Support Questions
Find answers, ask questions, and share your expertise
Announcements
Check out our newest addition to the community, the Cloudera Innovation Accelerator group hub.

sparkR with HDP 2.4 deployed on AWS ec2 connection error

I am trying to use SparkR in Rstudio in HDP2.4 deployed on AWS EC2 cluster. I installed R, Rstudio and other R packages but after I login to R and try to start spark context, I encountered the problem below.

Sys.setenv(SPARK_HOME="/usr/hdp/current/spark-client/")
.libPaths(c(file.path(Sys.getenv("SPARK_HOME"),"R","lib"),.libPaths()))

library(SparkR)

# Create a spark context and a SQL context
sc <- SparkR::sparkR.init(master = "yarn-client")

Retrying connect to server: ip-xxx-xx-xx-xx.ec2.internal/xxx.xx.xx.xx:8050. Already tried 49 time(s); retry policy is RetryUpToMaximumCountWithFixedSleep(maxRetries=50, sleepTime=1000 MILLISECONDS)
16/09/09 11:41:32 
1 ACCEPTED SOLUTION

@Fish Berh

I assume that your R-Studio is on your laptop. It seems that you are trying to access an internal IP from your laptop. You need to reference a public IP or the public URI for your server.

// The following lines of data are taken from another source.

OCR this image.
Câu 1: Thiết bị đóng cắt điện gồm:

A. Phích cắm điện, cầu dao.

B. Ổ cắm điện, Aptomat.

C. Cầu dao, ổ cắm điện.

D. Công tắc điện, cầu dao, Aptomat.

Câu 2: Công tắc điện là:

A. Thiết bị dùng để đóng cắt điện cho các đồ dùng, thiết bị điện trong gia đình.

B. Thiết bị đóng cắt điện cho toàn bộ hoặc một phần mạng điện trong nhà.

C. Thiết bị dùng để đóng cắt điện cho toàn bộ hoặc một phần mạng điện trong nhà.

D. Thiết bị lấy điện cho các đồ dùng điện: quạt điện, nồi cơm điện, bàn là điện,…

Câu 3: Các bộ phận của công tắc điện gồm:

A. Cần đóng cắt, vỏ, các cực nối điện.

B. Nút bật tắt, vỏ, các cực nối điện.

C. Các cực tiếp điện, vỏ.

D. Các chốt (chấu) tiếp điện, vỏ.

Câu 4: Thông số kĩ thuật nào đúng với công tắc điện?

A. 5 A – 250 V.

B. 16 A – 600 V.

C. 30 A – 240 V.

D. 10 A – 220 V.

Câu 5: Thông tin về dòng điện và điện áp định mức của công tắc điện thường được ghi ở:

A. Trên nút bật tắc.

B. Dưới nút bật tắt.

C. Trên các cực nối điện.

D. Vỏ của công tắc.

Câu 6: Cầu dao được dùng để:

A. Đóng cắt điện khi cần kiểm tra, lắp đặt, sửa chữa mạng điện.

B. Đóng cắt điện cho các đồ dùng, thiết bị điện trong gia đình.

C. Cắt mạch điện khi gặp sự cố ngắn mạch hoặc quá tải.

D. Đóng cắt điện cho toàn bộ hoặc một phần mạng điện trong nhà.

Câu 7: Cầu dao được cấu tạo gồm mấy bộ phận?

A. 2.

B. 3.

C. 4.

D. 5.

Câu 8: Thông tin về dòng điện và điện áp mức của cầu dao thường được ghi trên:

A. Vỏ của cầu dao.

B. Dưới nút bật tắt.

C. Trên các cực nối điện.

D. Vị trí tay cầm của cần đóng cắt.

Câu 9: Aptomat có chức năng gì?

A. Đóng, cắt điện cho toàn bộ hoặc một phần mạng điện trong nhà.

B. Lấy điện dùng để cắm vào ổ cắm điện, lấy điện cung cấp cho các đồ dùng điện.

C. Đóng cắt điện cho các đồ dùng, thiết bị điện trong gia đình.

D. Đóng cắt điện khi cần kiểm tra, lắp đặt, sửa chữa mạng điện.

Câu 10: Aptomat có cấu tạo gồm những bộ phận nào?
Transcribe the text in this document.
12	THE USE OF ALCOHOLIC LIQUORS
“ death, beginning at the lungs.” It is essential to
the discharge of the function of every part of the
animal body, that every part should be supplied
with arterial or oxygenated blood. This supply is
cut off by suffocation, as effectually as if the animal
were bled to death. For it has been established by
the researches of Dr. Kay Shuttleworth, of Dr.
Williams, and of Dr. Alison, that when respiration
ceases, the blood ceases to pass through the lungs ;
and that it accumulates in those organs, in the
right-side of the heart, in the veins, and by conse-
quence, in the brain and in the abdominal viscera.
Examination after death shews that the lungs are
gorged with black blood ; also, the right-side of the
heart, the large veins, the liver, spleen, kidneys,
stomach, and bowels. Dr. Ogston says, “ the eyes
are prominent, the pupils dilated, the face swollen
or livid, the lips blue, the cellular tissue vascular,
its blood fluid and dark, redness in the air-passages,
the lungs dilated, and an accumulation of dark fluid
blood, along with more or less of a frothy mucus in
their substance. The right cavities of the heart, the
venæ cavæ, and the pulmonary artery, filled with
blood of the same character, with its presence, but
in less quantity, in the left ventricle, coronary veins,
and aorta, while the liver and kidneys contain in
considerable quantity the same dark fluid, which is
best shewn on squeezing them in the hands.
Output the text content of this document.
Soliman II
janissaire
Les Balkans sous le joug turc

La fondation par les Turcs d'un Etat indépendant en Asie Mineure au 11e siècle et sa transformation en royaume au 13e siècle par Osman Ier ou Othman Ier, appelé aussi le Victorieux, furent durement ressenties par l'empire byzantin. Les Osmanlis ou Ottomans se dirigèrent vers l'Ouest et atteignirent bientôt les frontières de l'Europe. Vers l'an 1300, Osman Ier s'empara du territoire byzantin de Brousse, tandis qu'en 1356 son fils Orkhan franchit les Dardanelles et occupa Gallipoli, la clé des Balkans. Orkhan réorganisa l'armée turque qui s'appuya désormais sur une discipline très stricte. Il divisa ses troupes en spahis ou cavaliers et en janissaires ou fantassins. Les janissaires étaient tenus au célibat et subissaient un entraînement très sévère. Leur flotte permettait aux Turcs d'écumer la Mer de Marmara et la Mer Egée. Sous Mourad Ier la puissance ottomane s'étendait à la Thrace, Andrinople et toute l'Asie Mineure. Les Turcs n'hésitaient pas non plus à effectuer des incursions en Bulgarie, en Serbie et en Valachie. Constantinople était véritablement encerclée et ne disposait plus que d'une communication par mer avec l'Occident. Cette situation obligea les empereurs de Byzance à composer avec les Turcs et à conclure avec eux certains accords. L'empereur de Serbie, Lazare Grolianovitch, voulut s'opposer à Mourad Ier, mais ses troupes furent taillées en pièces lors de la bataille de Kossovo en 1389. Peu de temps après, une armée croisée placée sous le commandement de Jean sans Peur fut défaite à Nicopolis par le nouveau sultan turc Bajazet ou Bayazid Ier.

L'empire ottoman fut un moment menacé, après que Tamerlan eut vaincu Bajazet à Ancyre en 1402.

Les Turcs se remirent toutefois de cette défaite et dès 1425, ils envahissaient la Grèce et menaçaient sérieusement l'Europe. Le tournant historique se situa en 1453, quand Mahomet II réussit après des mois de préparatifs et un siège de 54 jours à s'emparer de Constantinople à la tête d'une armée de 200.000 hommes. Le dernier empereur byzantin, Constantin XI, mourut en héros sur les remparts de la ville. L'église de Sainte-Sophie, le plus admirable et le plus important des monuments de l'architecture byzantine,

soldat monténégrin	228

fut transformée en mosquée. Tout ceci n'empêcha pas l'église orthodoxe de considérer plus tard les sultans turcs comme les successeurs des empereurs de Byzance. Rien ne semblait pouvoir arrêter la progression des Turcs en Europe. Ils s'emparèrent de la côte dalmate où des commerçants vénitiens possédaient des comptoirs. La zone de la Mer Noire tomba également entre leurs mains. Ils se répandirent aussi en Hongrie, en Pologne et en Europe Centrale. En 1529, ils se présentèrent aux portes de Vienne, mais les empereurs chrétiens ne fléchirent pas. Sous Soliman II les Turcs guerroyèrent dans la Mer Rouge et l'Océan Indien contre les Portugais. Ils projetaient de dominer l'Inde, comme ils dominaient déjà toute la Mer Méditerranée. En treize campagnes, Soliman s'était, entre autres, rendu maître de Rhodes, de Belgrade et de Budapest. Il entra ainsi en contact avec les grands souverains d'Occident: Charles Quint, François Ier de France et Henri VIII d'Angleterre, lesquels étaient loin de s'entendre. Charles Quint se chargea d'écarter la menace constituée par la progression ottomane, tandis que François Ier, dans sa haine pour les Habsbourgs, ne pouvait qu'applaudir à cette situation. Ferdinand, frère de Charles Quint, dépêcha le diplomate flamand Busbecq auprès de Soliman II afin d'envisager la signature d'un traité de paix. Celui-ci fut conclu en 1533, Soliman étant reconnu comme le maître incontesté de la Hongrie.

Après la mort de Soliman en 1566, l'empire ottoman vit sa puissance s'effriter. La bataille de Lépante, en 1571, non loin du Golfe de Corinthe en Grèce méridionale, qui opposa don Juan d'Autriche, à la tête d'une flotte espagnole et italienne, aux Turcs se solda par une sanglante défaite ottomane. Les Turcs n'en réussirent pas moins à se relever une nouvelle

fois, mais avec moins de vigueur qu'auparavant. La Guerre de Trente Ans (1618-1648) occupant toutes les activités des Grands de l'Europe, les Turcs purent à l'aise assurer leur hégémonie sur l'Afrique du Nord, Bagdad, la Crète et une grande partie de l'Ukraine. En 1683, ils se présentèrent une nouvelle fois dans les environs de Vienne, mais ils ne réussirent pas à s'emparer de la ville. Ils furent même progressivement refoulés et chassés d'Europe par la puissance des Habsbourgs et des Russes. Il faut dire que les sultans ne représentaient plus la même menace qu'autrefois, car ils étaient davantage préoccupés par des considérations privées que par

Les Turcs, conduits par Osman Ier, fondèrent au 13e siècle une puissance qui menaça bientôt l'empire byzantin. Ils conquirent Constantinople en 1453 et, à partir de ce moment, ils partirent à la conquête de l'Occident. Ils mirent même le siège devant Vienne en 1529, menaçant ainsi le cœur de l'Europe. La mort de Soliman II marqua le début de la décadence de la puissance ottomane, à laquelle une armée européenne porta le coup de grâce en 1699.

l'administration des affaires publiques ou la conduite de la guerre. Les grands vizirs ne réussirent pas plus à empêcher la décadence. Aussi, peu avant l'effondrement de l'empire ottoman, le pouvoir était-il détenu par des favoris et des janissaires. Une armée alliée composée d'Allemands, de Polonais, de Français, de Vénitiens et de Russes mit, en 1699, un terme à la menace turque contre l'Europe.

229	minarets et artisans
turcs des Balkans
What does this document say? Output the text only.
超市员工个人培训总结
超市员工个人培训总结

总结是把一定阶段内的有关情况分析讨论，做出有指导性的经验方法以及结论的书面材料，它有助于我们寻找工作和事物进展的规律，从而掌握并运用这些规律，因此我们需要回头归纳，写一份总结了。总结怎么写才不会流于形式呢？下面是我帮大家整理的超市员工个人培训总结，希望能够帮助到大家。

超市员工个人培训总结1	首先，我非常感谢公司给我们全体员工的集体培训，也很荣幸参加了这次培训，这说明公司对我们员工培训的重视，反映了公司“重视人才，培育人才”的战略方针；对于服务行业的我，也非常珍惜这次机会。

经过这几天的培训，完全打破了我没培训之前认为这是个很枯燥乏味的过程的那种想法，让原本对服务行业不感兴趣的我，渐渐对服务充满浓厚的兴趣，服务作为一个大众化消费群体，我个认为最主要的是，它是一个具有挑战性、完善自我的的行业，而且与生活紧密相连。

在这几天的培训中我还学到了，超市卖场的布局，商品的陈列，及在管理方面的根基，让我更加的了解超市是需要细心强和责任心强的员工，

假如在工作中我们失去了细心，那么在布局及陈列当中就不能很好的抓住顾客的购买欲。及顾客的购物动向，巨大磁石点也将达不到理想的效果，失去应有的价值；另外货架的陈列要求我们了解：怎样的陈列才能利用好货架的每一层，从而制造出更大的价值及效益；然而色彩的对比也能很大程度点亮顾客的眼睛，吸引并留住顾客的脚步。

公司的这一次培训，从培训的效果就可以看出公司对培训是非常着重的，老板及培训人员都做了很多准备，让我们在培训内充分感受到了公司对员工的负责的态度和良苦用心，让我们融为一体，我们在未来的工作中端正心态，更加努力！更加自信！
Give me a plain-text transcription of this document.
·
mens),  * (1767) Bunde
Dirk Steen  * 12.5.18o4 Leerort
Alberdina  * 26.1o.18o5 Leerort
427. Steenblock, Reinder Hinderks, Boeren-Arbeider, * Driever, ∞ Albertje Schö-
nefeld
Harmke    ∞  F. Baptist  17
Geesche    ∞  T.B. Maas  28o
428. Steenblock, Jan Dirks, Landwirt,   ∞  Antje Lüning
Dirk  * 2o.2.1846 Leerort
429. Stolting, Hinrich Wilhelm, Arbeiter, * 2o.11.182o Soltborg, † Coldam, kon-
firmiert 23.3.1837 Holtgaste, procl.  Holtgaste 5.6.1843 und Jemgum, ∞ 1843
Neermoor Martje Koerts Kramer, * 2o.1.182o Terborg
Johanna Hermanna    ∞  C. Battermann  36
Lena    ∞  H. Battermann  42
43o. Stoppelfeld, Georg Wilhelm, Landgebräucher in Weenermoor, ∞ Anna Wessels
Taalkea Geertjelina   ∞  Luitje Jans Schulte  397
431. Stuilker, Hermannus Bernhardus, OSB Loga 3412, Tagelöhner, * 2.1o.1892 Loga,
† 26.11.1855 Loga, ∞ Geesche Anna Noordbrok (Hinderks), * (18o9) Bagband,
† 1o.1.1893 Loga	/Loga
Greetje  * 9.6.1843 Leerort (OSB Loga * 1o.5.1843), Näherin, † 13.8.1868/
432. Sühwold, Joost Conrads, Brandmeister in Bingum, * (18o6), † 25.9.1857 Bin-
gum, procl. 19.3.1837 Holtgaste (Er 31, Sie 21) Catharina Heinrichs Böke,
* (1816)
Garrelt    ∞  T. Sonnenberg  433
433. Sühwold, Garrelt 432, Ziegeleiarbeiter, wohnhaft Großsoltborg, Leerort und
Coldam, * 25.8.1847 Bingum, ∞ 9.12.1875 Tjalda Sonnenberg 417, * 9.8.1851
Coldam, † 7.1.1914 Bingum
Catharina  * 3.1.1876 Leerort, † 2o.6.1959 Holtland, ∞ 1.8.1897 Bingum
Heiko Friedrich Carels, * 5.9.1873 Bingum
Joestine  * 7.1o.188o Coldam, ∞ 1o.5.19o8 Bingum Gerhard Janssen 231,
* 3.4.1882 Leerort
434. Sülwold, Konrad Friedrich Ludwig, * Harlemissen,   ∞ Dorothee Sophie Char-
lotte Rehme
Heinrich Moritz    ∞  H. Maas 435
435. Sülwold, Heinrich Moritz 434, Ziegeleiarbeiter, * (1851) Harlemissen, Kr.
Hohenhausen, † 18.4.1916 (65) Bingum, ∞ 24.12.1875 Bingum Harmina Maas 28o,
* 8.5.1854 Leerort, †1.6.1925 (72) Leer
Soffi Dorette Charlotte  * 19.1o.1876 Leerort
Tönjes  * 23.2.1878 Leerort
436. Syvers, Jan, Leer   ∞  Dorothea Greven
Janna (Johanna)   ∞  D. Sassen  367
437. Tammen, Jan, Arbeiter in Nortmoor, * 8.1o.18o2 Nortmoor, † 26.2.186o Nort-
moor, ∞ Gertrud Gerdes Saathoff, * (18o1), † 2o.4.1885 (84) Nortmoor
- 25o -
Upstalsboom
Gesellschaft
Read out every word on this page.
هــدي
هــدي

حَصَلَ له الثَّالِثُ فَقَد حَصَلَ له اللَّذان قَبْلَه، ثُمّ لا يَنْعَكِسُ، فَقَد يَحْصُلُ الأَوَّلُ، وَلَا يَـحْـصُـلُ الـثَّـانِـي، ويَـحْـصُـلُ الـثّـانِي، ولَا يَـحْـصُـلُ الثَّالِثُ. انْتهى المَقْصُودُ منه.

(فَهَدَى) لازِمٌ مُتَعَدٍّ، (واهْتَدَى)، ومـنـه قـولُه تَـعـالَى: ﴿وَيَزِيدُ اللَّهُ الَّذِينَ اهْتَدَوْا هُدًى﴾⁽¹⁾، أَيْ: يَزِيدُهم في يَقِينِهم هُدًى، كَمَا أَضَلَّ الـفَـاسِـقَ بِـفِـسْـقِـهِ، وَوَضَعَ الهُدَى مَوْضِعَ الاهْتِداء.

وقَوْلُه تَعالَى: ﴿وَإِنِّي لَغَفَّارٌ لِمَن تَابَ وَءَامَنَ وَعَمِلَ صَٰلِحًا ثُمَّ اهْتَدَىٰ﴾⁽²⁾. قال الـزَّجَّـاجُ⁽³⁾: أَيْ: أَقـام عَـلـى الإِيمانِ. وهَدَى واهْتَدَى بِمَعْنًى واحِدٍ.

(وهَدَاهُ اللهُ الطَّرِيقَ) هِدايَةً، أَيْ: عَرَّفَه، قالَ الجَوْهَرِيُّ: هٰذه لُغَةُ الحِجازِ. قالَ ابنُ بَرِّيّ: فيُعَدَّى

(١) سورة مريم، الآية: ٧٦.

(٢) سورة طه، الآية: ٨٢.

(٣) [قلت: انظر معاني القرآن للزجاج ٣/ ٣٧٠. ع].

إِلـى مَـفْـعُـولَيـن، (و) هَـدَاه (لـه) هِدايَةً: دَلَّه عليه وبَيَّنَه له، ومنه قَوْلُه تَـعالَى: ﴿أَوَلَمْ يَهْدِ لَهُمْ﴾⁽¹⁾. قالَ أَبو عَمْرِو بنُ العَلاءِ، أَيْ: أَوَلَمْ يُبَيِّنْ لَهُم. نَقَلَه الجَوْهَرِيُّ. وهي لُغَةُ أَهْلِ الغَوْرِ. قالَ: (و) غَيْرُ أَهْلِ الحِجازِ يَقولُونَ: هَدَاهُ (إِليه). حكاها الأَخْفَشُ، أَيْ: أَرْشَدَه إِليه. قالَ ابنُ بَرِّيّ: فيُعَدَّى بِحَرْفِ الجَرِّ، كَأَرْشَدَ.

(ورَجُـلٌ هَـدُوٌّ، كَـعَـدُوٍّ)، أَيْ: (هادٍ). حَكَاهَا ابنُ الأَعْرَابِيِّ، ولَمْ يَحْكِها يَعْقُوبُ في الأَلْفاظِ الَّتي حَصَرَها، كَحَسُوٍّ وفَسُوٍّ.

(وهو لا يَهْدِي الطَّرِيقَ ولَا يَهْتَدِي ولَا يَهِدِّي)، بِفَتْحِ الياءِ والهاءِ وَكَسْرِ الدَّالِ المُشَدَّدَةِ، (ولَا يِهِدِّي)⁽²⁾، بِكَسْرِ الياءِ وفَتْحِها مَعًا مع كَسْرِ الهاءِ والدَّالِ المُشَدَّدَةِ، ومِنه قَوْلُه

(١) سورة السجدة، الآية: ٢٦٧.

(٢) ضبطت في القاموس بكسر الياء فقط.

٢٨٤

View solution in original post

5 REPLIES 5

@Fish Berh

I assume that your R-Studio is on your laptop. It seems that you are trying to access an internal IP from your laptop. You need to reference a public IP or the public URI for your server.

@Fish Berh

You may also want to check a few options here:

https://blog.rstudio.org/tag/sparkr/

Actually, I logged in to Rstudio using the address of the server:

ec2-yy-yyy-yyy-yy.compute-1.amazonaws.com:8787

@Fish Berh

Could you vote and accept my response? I suggested using the public URI of the server.

I used public URI of the server to login and got the error.